Тест

Это по-настоящему

Год назад я никого из вас не знала. И я была несчастлива. Сейчас мой мир изменился. За этот год я стала счастливее. Я узнала, что вы есть. И не важно умрем ли мы все на этой войне, важно, что мы были! Мы по-настоящему были!

Моя личная годовщина - 22 ноября. Каждую ночь там. Полгода. Разрываясь между работой и революцией. Иногда мне казалось, что я схожу с ума. Мозг не мог разорваться между двумя реальностями.

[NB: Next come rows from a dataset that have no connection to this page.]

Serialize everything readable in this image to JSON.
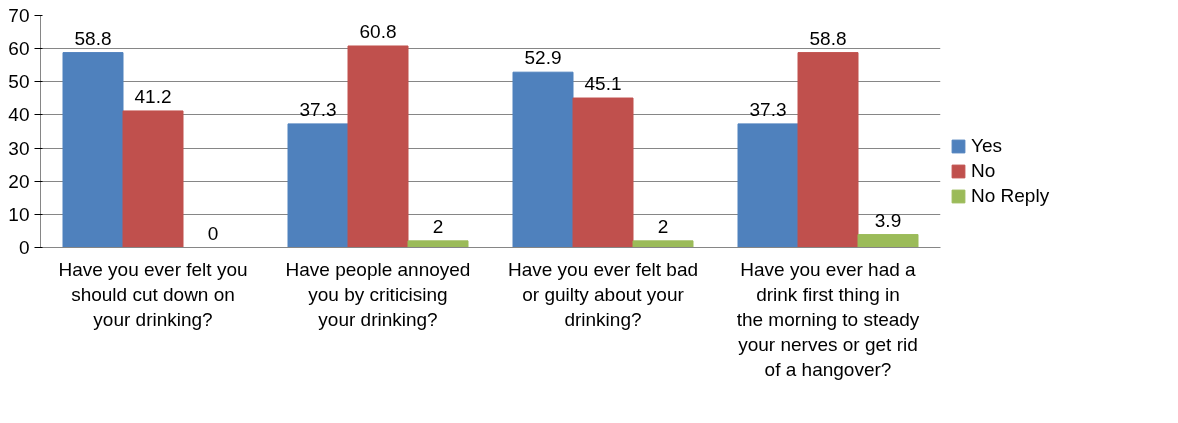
{
  "chart_data": {
    "type": "bar",
    "categories": [
      "Have you ever felt you should cut down on your drinking?",
      "Have people annoyed you by criticising your drinking?",
      "Have you ever felt bad or guilty about your drinking?",
      "Have you ever had a drink first thing in the morning to steady your nerves or get rid of a hangover?"
    ],
    "series": [
      {
        "name": "Yes",
        "color": "#4f81bd",
        "values": [
          58.8,
          37.3,
          52.9,
          37.3
        ]
      },
      {
        "name": "No",
        "color": "#c0504d",
        "values": [
          41.2,
          60.8,
          45.1,
          58.8
        ]
      },
      {
        "name": "No Reply",
        "color": "#9bbb59",
        "values": [
          0,
          2,
          2,
          3.9
        ]
      }
    ],
    "ylim": [
      0,
      70
    ],
    "yticks": [
      0,
      10,
      20,
      30,
      40,
      50,
      60,
      70
    ],
    "grid": "y",
    "legend": "right",
    "data_labels": true
  }
}
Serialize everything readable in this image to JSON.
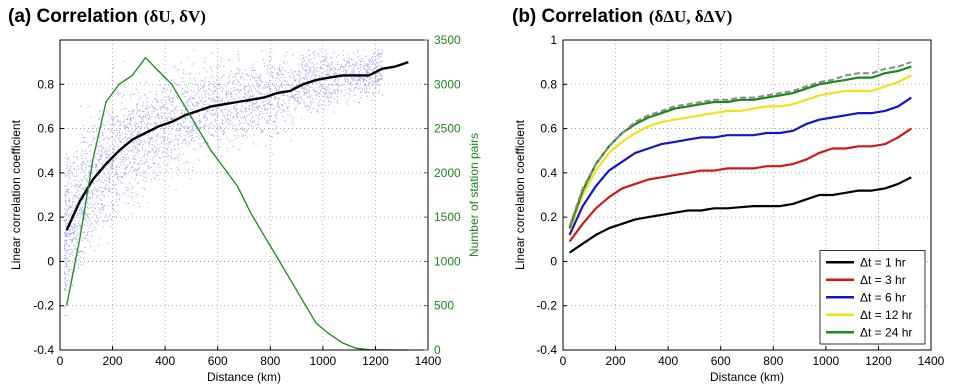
{
  "chart_data": [
    {
      "type": "scatter",
      "panel": "a",
      "title_prefix": "(a) Correlation",
      "title_math": "(δU, δV)",
      "xlabel": "Distance (km)",
      "ylabel": "Linear correlation coefficient",
      "y2label": "Number of station pairs",
      "xlim": [
        0,
        1400
      ],
      "ylim": [
        -0.4,
        1.0
      ],
      "y2lim": [
        0,
        3500
      ],
      "xticks": [
        "0",
        "200",
        "400",
        "600",
        "800",
        "1000",
        "1200",
        "1400"
      ],
      "yticks": [
        "-0.4",
        "-0.2",
        "0",
        "0.2",
        "0.4",
        "0.6",
        "0.8"
      ],
      "y2ticks": [
        "0",
        "500",
        "1000",
        "1500",
        "2000",
        "2500",
        "3000",
        "3500"
      ],
      "grid": true,
      "scatter_color": "#9999ee",
      "series": [
        {
          "name": "",
          "axis": "left",
          "color": "#000000",
          "x": [
            25,
            75,
            125,
            175,
            225,
            275,
            325,
            375,
            425,
            475,
            525,
            575,
            625,
            675,
            725,
            775,
            825,
            875,
            925,
            975,
            1025,
            1075,
            1125,
            1175,
            1225,
            1275,
            1325
          ],
          "y": [
            0.14,
            0.27,
            0.37,
            0.44,
            0.5,
            0.55,
            0.58,
            0.61,
            0.63,
            0.66,
            0.68,
            0.7,
            0.71,
            0.72,
            0.73,
            0.74,
            0.76,
            0.77,
            0.8,
            0.82,
            0.83,
            0.84,
            0.84,
            0.84,
            0.87,
            0.88,
            0.9
          ]
        },
        {
          "name": "",
          "axis": "right",
          "color": "#1a8a1a",
          "x": [
            25,
            75,
            125,
            175,
            225,
            275,
            325,
            375,
            425,
            475,
            525,
            575,
            625,
            675,
            725,
            775,
            825,
            875,
            925,
            975,
            1025,
            1075,
            1125,
            1175,
            1225,
            1275,
            1325
          ],
          "y": [
            500,
            1250,
            2150,
            2800,
            3000,
            3100,
            3300,
            3150,
            3000,
            2750,
            2500,
            2250,
            2050,
            1850,
            1550,
            1300,
            1050,
            800,
            550,
            300,
            180,
            80,
            20,
            5,
            2,
            0,
            0
          ]
        }
      ]
    },
    {
      "type": "line",
      "panel": "b",
      "title_prefix": "(b) Correlation",
      "title_math": "(δΔU, δΔV)",
      "xlabel": "Distance (km)",
      "ylabel": "Linear correlation coefficient",
      "xlim": [
        0,
        1400
      ],
      "ylim": [
        -0.4,
        1.0
      ],
      "xticks": [
        "0",
        "200",
        "400",
        "600",
        "800",
        "1000",
        "1200",
        "1400"
      ],
      "yticks": [
        "-0.4",
        "-0.2",
        "0",
        "0.2",
        "0.4",
        "0.6",
        "0.8",
        "1"
      ],
      "grid": true,
      "legend_position": "bottom-right",
      "x": [
        25,
        75,
        125,
        175,
        225,
        275,
        325,
        375,
        425,
        475,
        525,
        575,
        625,
        675,
        725,
        775,
        825,
        875,
        925,
        975,
        1025,
        1075,
        1125,
        1175,
        1225,
        1275,
        1325
      ],
      "series": [
        {
          "name": "Δt = 1 hr",
          "color": "#000000",
          "values": [
            0.04,
            0.08,
            0.12,
            0.15,
            0.17,
            0.19,
            0.2,
            0.21,
            0.22,
            0.23,
            0.23,
            0.24,
            0.24,
            0.245,
            0.25,
            0.25,
            0.25,
            0.26,
            0.28,
            0.3,
            0.3,
            0.31,
            0.32,
            0.32,
            0.33,
            0.35,
            0.38
          ]
        },
        {
          "name": "Δt = 3 hr",
          "color": "#d01818",
          "values": [
            0.09,
            0.17,
            0.24,
            0.29,
            0.33,
            0.35,
            0.37,
            0.38,
            0.39,
            0.4,
            0.41,
            0.41,
            0.42,
            0.42,
            0.42,
            0.43,
            0.43,
            0.44,
            0.46,
            0.49,
            0.51,
            0.51,
            0.52,
            0.52,
            0.53,
            0.56,
            0.6
          ]
        },
        {
          "name": "Δt = 6 hr",
          "color": "#1414c8",
          "values": [
            0.12,
            0.25,
            0.34,
            0.41,
            0.45,
            0.49,
            0.51,
            0.53,
            0.54,
            0.55,
            0.56,
            0.56,
            0.57,
            0.57,
            0.57,
            0.58,
            0.58,
            0.59,
            0.62,
            0.64,
            0.65,
            0.66,
            0.67,
            0.67,
            0.68,
            0.7,
            0.74
          ]
        },
        {
          "name": "Δt = 12 hr",
          "color": "#f2e018",
          "values": [
            0.14,
            0.3,
            0.41,
            0.49,
            0.54,
            0.58,
            0.61,
            0.63,
            0.64,
            0.65,
            0.66,
            0.67,
            0.68,
            0.68,
            0.69,
            0.7,
            0.7,
            0.71,
            0.73,
            0.75,
            0.76,
            0.77,
            0.77,
            0.77,
            0.79,
            0.81,
            0.84
          ]
        },
        {
          "name": "Δt = 24 hr",
          "color": "#1a8a1a",
          "values": [
            0.15,
            0.32,
            0.44,
            0.52,
            0.58,
            0.62,
            0.65,
            0.67,
            0.69,
            0.7,
            0.71,
            0.72,
            0.72,
            0.73,
            0.73,
            0.74,
            0.75,
            0.76,
            0.78,
            0.8,
            0.81,
            0.82,
            0.83,
            0.83,
            0.85,
            0.86,
            0.88
          ]
        },
        {
          "name": "",
          "color": "#8a8a8a",
          "dashed": true,
          "values": [
            0.16,
            0.33,
            0.44,
            0.52,
            0.58,
            0.63,
            0.66,
            0.68,
            0.7,
            0.71,
            0.72,
            0.73,
            0.73,
            0.74,
            0.74,
            0.75,
            0.76,
            0.77,
            0.79,
            0.81,
            0.82,
            0.84,
            0.85,
            0.85,
            0.87,
            0.88,
            0.9
          ]
        }
      ]
    }
  ]
}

В среду в восемь утра я уходила с Майдана на работу. Всю ночь я была там. Именно в эту ночь погиб Нигоян. Я была там, когда пришло известие: погиб первый! Я была там, когда мы узнали, что погиб армянин. Я была там с его товарищами. Я видела, как они менялись в лице. Я слышала, как они кричали в рации: "Наш? Это наш? Узнайте имя!". Нам уточнили, что погиб парень с бородой. Но они продолжали кричать в рацию: "Наш? Узнайте имя!". К утру информация полностью подтвердилась. Их. Их. Майдан поднял тревогу. Я же тихо прощалась и шла на работу. Шла на работу, вспоминая Его.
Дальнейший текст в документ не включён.